I read an article about eight years ago, actually - I ate the article. I flavored it and tasted it and swallowed and digested it. The journalist Rick Lyman spent a day sitting and walking around with Jerry Seinfeld. I found the piece fascinating. It was soon after his show ended and Seinfeld chucked all his old material and spent his days mining for and refining new bits.

In my mind, I remembered a line he said as follows: "People always say that life's too short, but live as though life's too long." I just searched the article and realize now that I tweaked the idea into my own words. The actual quote from the September 15, 2002 article entitled "Going Hunting In Seinfeld Country, Just For Laughs" appears below: You can find the article here, which I recommend only if you're a student of comedy - you may need to be a Times member (free) to access it.


''Can you believe the number of people who don't have to be at work?'' Mr. Seinfeld says. ''What are all these people doing? Actually, this is a great intersection, 67th and Columbus. You've got ABC over there, a Starbucks over here, a Reebok over there. It's a perfect confluence of wasted time.''

On which corner did he think the most time was wasted?

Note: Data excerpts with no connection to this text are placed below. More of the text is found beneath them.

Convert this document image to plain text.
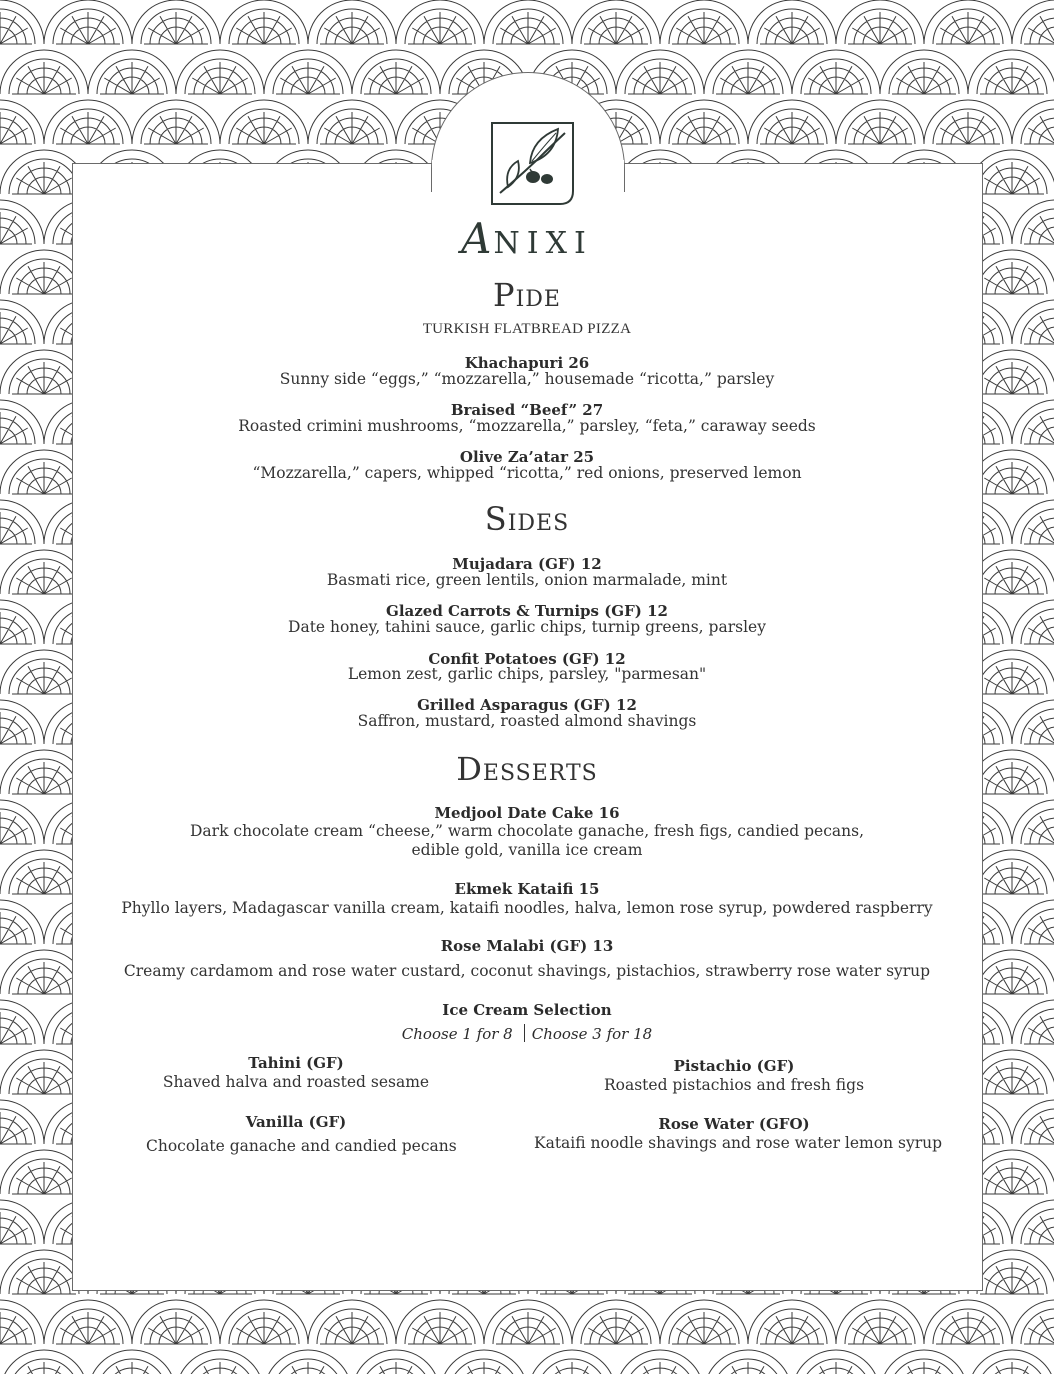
ANIXI
PIDE
TURKISH FLATBREAD PIZZA
Khachapuri 26
Sunny side “eggs,” “mozzarella,” housemade “ricotta,” parsley
Braised “Beef” 27
Roasted crimini mushrooms, “mozzarella,” parsley, “feta,” caraway seeds
Olive Za’atar 25
“Mozzarella,” capers, whipped “ricotta,” red onions, preserved lemon
SIDES
Mujadara (GF) 12
Basmati rice, green lentils, onion marmalade, mint
Glazed Carrots & Turnips (GF) 12
Date honey, tahini sauce, garlic chips, turnip greens, parsley
Confit Potatoes (GF) 12
Lemon zest, garlic chips, parsley, "parmesan"
Grilled Asparagus (GF) 12
Saffron, mustard, roasted almond shavings
DESSERTS
Medjool Date Cake 16
Dark chocolate cream “cheese,” warm chocolate ganache, fresh figs, candied pecans,
edible gold, vanilla ice cream
Ekmek Kataifi 15
Phyllo layers, Madagascar vanilla cream, kataifi noodles, halva, lemon rose syrup, powdered raspberry
Rose Malabi (GF) 13
Creamy cardamom and rose water custard, coconut shavings, pistachios, strawberry rose water syrup
Ice Cream Selection
Choose 1 for 8 Choose 3 for 18
Tahini (GF)
Shaved halva and roasted sesame
Pistachio (GF)
Roasted pistachios and fresh figs
Vanilla (GF)
Chocolate ganache and candied pecans
Rose Water (GFO)
Kataifi noodle shavings and rose water lemon syrup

''Oh, right here,'' he says. ''These places are temples of wasted life. I do this bit in my act that people say life is too short when it's actually too long. These places prove it. This exists solely to drain off excess time.''

He begins to scribble more furiously. (Times link)

1 Comments:

Anonymous Minnesota Mamaleh said...

i really, really like *your* version of the quote. it's so very true, and sometimes hard to remember even when i know (i know!). and, for the record, i will always be a seinfeld fan. it was a great show and he is a great comedian!